Walking the road with you,
Prayer Is More Powerful Than Persuasion:
In life and especially in marriage, conflict is an inescapable reality. I wished I had known earlier in life that talking to God during conflict and emotional upsets was much better than talking to my neighbor or my friend who might fuel my fire.
I used to think that if I persuaded my buddies to see my side that meant I was right and validated me to tell my husband so. What it did was to make him feel devalued in the realization that I had discussed our conflict with others.

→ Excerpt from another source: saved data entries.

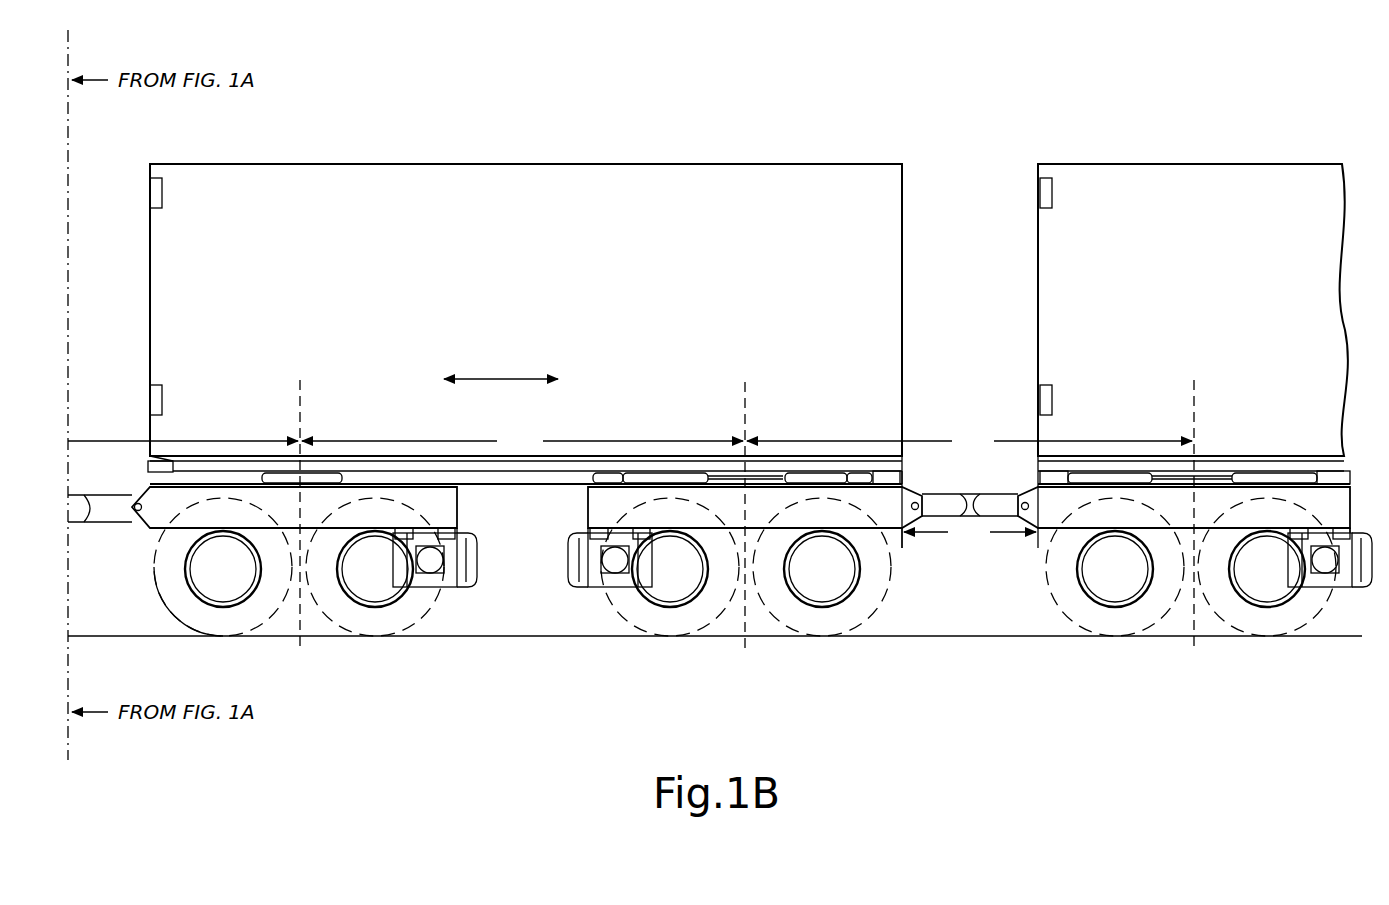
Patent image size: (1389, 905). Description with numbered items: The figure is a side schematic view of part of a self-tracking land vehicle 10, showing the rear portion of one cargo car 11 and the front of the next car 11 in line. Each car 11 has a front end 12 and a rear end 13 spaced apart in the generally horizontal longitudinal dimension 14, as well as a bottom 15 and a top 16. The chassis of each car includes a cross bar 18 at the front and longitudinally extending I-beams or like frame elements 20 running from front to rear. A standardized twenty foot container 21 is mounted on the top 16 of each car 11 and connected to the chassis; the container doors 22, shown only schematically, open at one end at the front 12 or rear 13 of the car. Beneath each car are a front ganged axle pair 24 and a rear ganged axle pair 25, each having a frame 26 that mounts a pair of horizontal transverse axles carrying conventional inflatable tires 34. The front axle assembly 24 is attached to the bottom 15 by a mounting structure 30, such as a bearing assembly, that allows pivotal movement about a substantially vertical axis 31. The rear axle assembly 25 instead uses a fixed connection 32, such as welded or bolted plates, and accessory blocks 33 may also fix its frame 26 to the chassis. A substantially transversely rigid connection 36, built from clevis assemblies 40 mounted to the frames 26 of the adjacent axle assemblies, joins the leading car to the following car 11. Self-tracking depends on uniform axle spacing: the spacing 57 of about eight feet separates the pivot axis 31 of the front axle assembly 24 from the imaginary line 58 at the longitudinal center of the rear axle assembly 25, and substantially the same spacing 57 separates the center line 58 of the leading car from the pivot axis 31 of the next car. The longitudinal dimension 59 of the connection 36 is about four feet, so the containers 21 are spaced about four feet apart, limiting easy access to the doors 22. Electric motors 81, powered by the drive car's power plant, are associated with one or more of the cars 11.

The self-tracking land vehicle 10 is at (895, 148).
The car 11 is at (1018, 338).
The front end 12 is at (142, 458).
The rear end 13 is at (912, 466).
The longitudinal dimension 14 is at (497, 377).
The bottom 15 is at (556, 499).
The top 16 is at (360, 453).
The cross bar 18 is at (148, 468).
The frame elements 20 is at (480, 468).
The standardized container 21 is at (405, 183).
The doors 22 is at (143, 246).
The front ganged axle pair 24 is at (156, 603).
The rear ganged axle pair 25 is at (909, 549).
The frame 26 is at (328, 500).
The mounting structure 30 is at (364, 480).
The vertical axis 31 is at (301, 420).
The fixed connection 32 is at (690, 478).
The accessory blocks 33 is at (610, 476).
The inflatable tires 34 is at (385, 628).
The transversely rigid connection 36 is at (104, 526).
The clevis assemblies 40 is at (1030, 488).
The spacing 57 is at (630, 441).
The imaginary line 58 is at (745, 422).
The longitudinal dimension of connection 59 is at (970, 532).
The motors 81 is at (463, 590).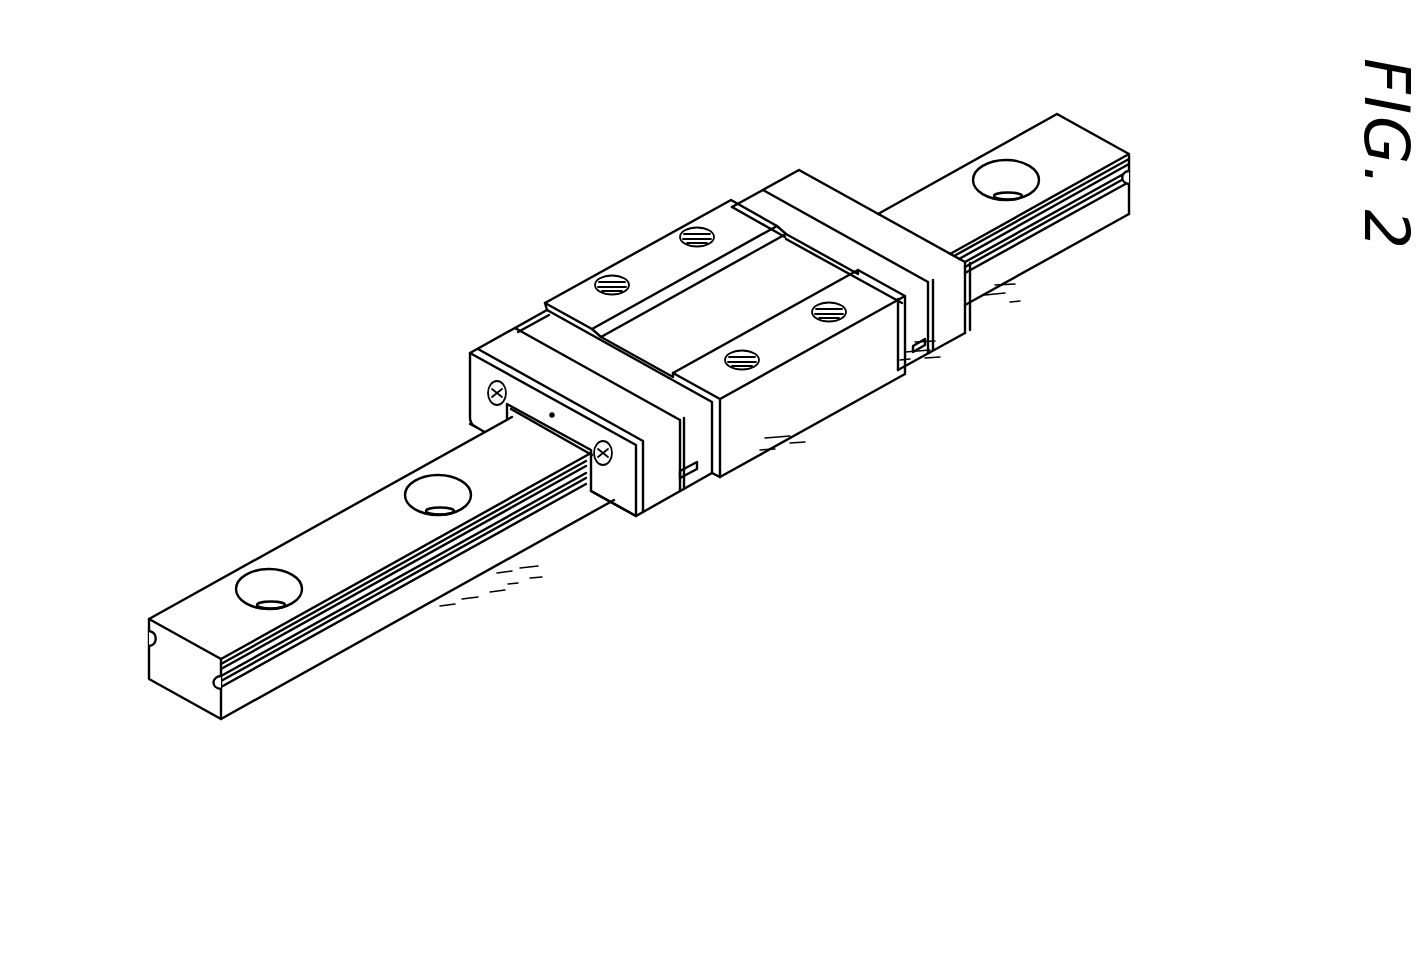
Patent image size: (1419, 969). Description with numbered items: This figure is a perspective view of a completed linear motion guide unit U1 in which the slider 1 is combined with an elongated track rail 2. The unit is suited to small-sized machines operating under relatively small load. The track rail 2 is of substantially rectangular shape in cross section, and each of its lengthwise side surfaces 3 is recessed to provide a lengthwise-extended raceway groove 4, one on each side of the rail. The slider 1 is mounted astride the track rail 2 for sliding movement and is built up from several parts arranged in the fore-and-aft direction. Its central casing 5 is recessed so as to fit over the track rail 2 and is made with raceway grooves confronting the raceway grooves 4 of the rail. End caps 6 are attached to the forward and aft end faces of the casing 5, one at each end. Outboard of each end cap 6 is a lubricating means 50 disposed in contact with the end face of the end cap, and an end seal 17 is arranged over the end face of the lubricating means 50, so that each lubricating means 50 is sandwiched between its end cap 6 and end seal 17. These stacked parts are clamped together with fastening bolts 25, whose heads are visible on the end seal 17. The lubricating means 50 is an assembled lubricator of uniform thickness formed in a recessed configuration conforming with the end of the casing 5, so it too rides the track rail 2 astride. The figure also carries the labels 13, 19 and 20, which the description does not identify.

The linear motion guide unit U1 is at (438, 330).
The slider 1 is at (826, 430).
The track rail 2 is at (620, 422).
The side surface 3 is at (147, 660).
The raceway groove 4 is at (150, 636).
The casing 5 is at (656, 258).
The end cap 6 is at (563, 335).
The rail mounting bolt hole 13 is at (428, 488).
The end seal 17 is at (478, 358).
The tapped mounting hole 19 is at (600, 278).
The slider assembly 20 is at (589, 583).
The fastening bolt 25 is at (487, 393).
The lubricating means 50 is at (680, 504).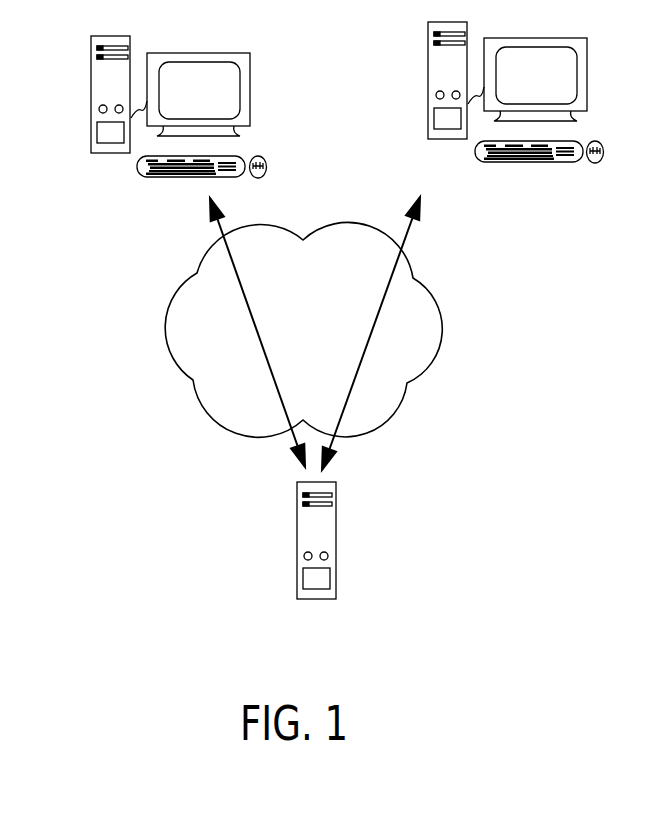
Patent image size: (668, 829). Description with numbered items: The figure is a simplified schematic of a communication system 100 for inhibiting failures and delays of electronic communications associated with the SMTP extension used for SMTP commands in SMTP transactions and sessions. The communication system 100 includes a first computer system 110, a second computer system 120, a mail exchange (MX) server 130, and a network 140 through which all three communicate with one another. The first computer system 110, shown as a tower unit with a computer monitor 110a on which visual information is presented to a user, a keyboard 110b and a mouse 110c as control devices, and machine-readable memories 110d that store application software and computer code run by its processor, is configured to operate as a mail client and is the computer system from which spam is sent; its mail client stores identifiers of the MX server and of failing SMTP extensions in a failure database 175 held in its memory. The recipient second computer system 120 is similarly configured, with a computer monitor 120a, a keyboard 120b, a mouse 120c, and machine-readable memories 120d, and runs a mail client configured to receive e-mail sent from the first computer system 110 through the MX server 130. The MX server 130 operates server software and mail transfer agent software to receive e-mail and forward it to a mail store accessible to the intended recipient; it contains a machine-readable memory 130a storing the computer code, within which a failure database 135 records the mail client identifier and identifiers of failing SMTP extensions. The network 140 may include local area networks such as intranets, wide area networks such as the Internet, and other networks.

The communication system 100 is at (469, 633).
The first computer system 110 is at (103, 155).
The computer monitor 110a is at (165, 52).
The keyboard 110b is at (173, 178).
The mouse 110c is at (268, 160).
The machine-readable memories 110d is at (98, 122).
The failure database 175 is at (97, 132).
The second computer system 120 is at (442, 138).
The computer monitor 120a is at (502, 37).
The keyboard 120b is at (508, 163).
The mouse 120c is at (604, 147).
The machine-readable memories 120d is at (434, 42).
The mail exchange (MX) server 130 is at (320, 600).
The machine-readable memory 130a is at (304, 568).
The failure database 135 is at (303, 580).
The network 140 is at (231, 352).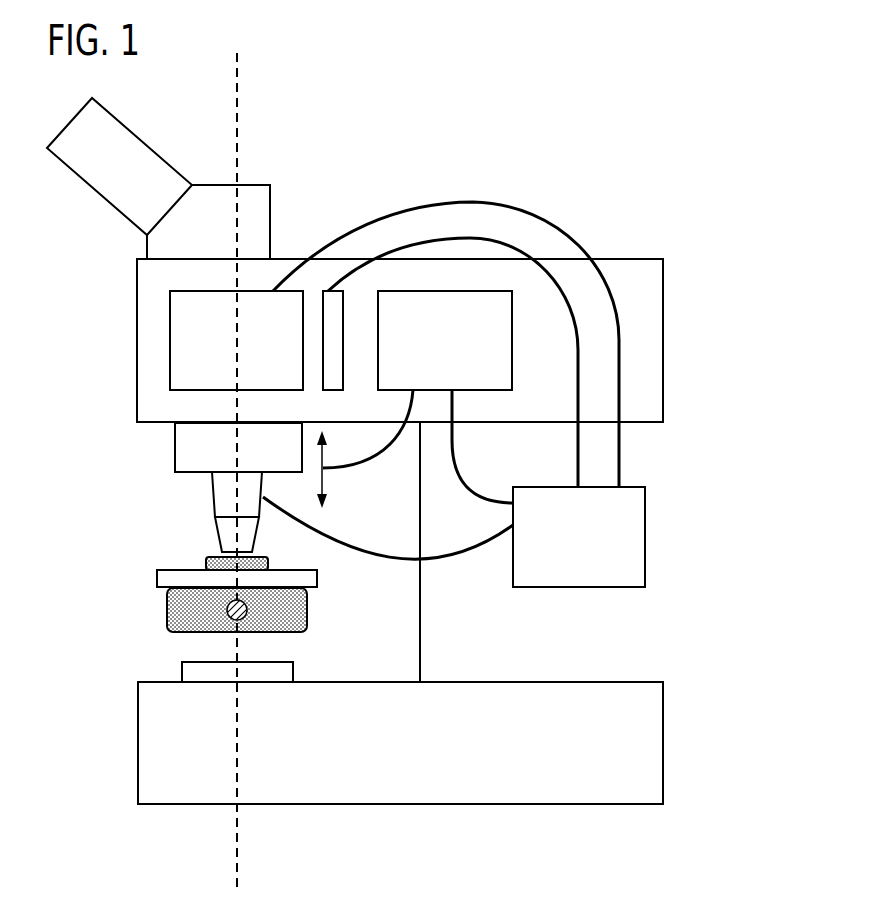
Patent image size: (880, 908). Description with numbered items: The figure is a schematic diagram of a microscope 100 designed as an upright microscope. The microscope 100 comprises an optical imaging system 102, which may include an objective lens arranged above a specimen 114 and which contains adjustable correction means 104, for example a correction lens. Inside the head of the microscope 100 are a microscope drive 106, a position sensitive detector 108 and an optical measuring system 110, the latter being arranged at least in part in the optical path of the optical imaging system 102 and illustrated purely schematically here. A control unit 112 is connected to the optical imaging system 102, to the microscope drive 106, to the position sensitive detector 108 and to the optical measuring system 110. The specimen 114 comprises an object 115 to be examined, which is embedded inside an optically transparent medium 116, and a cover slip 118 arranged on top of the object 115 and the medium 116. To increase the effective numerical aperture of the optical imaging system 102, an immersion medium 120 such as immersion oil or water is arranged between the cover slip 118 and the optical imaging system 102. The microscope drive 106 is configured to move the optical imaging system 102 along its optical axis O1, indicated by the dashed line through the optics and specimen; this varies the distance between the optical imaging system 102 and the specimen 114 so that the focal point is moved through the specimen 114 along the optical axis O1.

The microscope 100 is at (690, 335).
The optical imaging system 102 is at (192, 505).
The adjustable correction means 104 is at (218, 540).
The microscope drive 106 is at (445, 340).
The position sensitive detector 108 is at (343, 313).
The optical measuring system 110 is at (236, 340).
The control unit 112 is at (579, 537).
The specimen 114 is at (327, 565).
The object 115 is at (247, 613).
The optically transparent medium 116 is at (170, 613).
The cover slip 118 is at (157, 576).
The immersion medium 120 is at (207, 565).
The optical axis O1 is at (240, 868).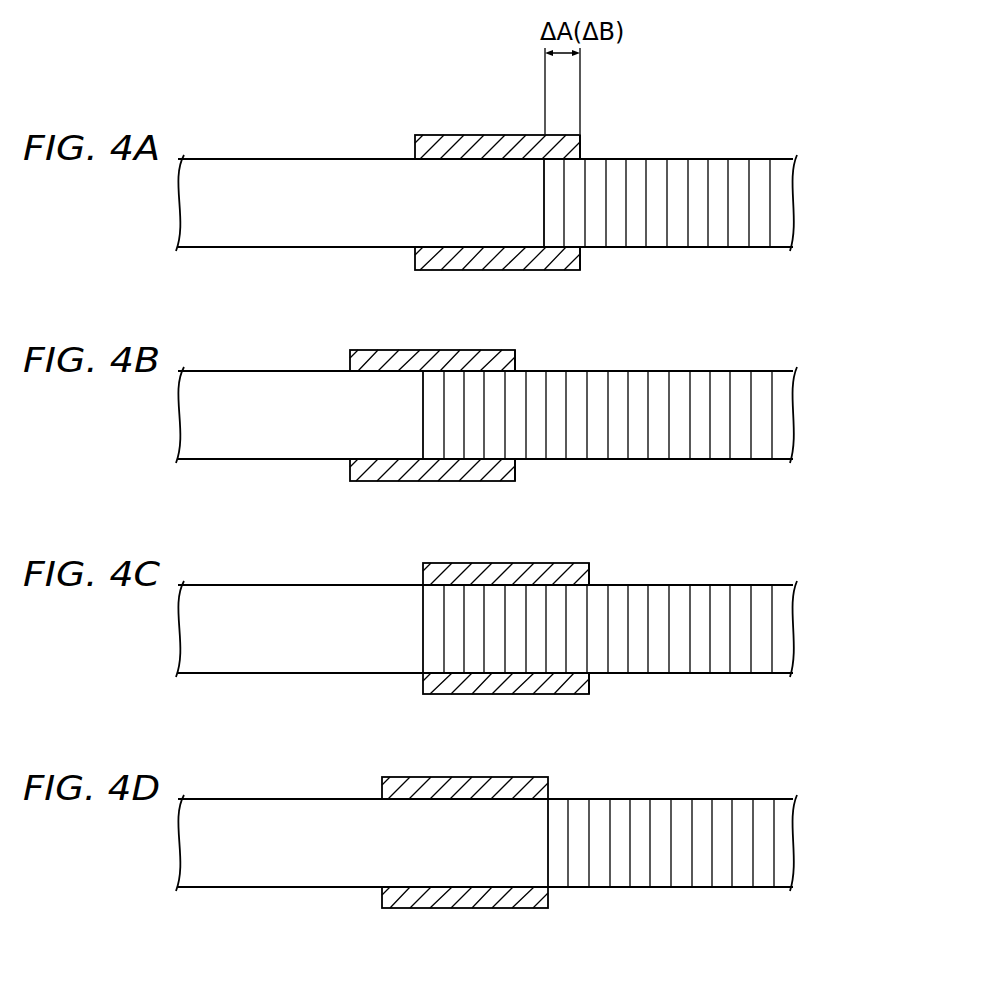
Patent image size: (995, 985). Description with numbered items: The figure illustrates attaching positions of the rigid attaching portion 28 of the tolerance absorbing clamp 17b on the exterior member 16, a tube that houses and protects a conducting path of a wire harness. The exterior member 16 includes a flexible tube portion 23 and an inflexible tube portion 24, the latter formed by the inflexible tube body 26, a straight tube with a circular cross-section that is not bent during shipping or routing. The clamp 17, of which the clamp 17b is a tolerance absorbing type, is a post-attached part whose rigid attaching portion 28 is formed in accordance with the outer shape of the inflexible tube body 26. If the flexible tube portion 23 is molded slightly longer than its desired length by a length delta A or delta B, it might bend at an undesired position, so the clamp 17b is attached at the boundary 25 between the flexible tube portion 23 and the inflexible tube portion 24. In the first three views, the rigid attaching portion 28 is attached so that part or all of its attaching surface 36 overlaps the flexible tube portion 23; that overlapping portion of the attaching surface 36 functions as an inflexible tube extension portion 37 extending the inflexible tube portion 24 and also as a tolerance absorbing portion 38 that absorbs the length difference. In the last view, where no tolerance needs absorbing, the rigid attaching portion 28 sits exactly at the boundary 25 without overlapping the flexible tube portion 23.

In FIG. 4A, the exterior member 16 is at (216, 153).
In FIG. 4B, the exterior member 16 is at (216, 365).
In FIG. 4C, the exterior member 16 is at (216, 579).
In FIG. 4D, the exterior member 16 is at (193, 895).
In FIG. 4A, the clamp 17 is at (514, 186).
In FIG. 4B, the clamp 17 is at (421, 398).
In FIG. 4C, the clamp 17 is at (512, 619).
In FIG. 4D, the clamp 17 is at (443, 832).
In FIG. 4A, the tolerance absorbing clamp 17b is at (418, 134).
In FIG. 4B, the tolerance absorbing clamp 17b is at (355, 349).
In FIG. 4C, the tolerance absorbing clamp 17b is at (430, 562).
In FIG. 4D, the tolerance absorbing clamp 17b is at (388, 776).
In FIG. 4A, the flexible tube portion 23 is at (701, 158).
In FIG. 4B, the flexible tube portion 23 is at (701, 370).
In FIG. 4C, the flexible tube portion 23 is at (701, 584).
In FIG. 4D, the flexible tube portion 23 is at (701, 798).
In FIG. 4A, the inflexible tube portion 24 is at (265, 158).
In FIG. 4B, the inflexible tube portion 24 is at (265, 370).
In FIG. 4C, the inflexible tube portion 24 is at (265, 584).
In FIG. 4D, the inflexible tube portion 24 is at (312, 798).
In FIG. 4A, the boundary 25 is at (543, 200).
In FIG. 4B, the boundary 25 is at (421, 415).
In FIG. 4C, the boundary 25 is at (420, 630).
In FIG. 4D, the boundary 25 is at (546, 840).
In FIG. 4A, the inflexible tube body 26 is at (221, 248).
In FIG. 4B, the inflexible tube body 26 is at (221, 460).
In FIG. 4C, the inflexible tube body 26 is at (221, 674).
In FIG. 4D, the inflexible tube body 26 is at (221, 888).
In FIG. 4A, the rigid attaching portion 28 is at (477, 140).
In FIG. 4B, the rigid attaching portion 28 is at (437, 352).
In FIG. 4C, the rigid attaching portion 28 is at (518, 562).
In FIG. 4D, the rigid attaching portion 28 is at (475, 777).
In FIG. 4A, the attaching surface 36 is at (553, 238).
In FIG. 4B, the attaching surface 36 is at (495, 452).
In FIG. 4C, the attaching surface 36 is at (553, 664).
In FIG. 4D, the attaching surface 36 is at (495, 880).
In FIG. 4A, the inflexible tube extension portion 37 is at (562, 134).
In FIG. 4B, the inflexible tube extension portion 37 is at (485, 349).
In FIG. 4C, the inflexible tube extension portion 37 is at (565, 562).
In FIG. 4A, the tolerance absorbing portion 38 is at (609, 166).
In FIG. 4B, the tolerance absorbing portion 38 is at (509, 387).
In FIG. 4C, the tolerance absorbing portion 38 is at (605, 600).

It especially hurt him when I discussed personal disagreements with my… oh my goodness… my MOM! Even when he and I had gotten past whatever it was, my mom still held onto the thought. Not good.
It took time and learning the hard way before I could piece together the understanding that some of those early marriage conflicts grew into major battles sometimes not because of the issue at hand but because I let others fuel the fire that God could’ve put out during prayer… if I had only gone there with him. Remember the "Stop, Look, and Listen" rule? Let that apply to your marriage as well. STOP before emotionally reacting, LOOK upward for wisdom and direction, and LISTEN to your heavenly father instead of to others in the heat of a disagreement between you and your spouse. Your marriage will remain stronger and your mother will continue to love her son-in-law!
“The prayer of a righteous person is powerful and effective.” – James 5:16
Thanks to all of you who allowed us at PSF to share this June bridal series with you. My prayers would be that somewhere through our journey a new bride has benefited from what God has revealed. The first few years can bring such great joy, yet, at the same time, so much disappointment and hurt. The bible commands us to pour what we have learned into young women. I pray this has helped.